Since most data will be retrieved from sources which are based on web technologies (XML, JSON, Rest APIs, Web scraping), our system will be based on web technologies, as well. It will be divided into a client and a server. The server is responsible for creating a consistent view of the data contained in the data sources. It provides access to this data by means of a JSON Api. Thanks to this, our software can be reused and integrated into other systems. The client makes calls to this Api in order to retrieve the data and display it to the end user in a more intuitive way.

Additional Implementation details are provided in a separate wiki page.

The server

The server has four responsibilities:

  • Deliver the clients source code
  • Provide an API for modifying the meta data repository
  • Build a consistent view of the data and deliver this view through the API
  • Providing recommendations (no concrete plans on this so far. Maybe we will use Random Walks)

Delivering the clients source code is trivial: From the point of view of our server the client consists only of static files. The node-static library is used for serving them to the browser. The files are minified and pre-compressed in order to guarantee a minimal response time.

The meta data is stored in a MongoDB instance. Access is provided using a simple REST Api. More information on the format of the meta data can be found on the Meta data wiki page.

Consolidated data is served by constructing this data on the fly. For this purpose, all sources configured in the meta data repository are queried for relevant informations. This returned information is filtered and if its is actually fitting our initial query, we add it to the set of acknowledged information. Every time when new information is acknowledged, all other sources are checked again if additional informations can be found using the new set of available base information. This process is repeated until no source is able to contribute additional information.

All sources are connected with our core through adapters (See Interface specification for source adapters). These modules are responsible for speaking to the relevant databases/web services. Every module delivers the data in a common format. This common format still contains the field names of the original source. The core of our data integration layer takes care of mapping and restructuring these fields.

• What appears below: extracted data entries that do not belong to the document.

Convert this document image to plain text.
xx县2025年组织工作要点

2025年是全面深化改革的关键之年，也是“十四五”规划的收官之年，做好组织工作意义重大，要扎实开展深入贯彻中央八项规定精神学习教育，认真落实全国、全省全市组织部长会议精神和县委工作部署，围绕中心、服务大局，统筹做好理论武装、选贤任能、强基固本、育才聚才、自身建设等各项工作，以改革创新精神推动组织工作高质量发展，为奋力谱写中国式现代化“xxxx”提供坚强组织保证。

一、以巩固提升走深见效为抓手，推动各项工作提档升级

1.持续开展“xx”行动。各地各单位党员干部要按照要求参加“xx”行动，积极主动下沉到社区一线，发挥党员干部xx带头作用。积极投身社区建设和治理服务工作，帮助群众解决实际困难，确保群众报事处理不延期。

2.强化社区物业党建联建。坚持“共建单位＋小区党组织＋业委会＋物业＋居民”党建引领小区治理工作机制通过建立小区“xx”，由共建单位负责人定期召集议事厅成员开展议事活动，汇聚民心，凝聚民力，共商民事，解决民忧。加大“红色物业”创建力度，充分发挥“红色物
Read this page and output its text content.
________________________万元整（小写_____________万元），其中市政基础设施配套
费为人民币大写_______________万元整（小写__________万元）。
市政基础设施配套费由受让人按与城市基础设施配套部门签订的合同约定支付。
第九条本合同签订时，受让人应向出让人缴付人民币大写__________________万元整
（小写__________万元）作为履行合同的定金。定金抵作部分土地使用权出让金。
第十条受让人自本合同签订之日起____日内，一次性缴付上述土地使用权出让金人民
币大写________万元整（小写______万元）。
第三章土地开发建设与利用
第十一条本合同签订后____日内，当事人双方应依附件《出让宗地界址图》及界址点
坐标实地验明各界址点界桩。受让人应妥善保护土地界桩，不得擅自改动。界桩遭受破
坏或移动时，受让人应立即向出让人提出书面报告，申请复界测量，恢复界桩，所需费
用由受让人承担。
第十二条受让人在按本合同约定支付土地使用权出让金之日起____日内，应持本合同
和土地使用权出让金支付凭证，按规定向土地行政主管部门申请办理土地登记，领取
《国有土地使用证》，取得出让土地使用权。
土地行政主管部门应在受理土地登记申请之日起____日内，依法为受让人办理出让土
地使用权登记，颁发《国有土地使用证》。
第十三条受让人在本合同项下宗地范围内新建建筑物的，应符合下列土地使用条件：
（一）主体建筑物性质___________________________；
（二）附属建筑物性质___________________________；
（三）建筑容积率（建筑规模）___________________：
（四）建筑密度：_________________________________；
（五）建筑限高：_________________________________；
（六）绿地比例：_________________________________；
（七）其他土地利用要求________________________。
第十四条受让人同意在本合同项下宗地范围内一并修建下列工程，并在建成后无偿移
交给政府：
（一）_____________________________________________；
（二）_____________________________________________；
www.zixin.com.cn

All sources are queried asynchronously, i.e. in parallel. This is done in order to avoid unnecessary idle times and for constructing the consolidated data faster. In order to further improve the response time, consolidated data is cached using MemCache. In addition, the unaggregated data returned by each source is cached in order to avoid the necessity of reloading the data from all sources if the configuration of one source is changed.

The client

The client is a one-page-webapp which provides a GUI for the JSON Api of our server. It is served by our server statically, i.e. the server will not embed any type of information into the delivered HTML/JS files. The JS code of the client is responsible for querying the relevant information using the server's JSON Api and for embedding the response into the GUI. It does not take care of any type of data integration.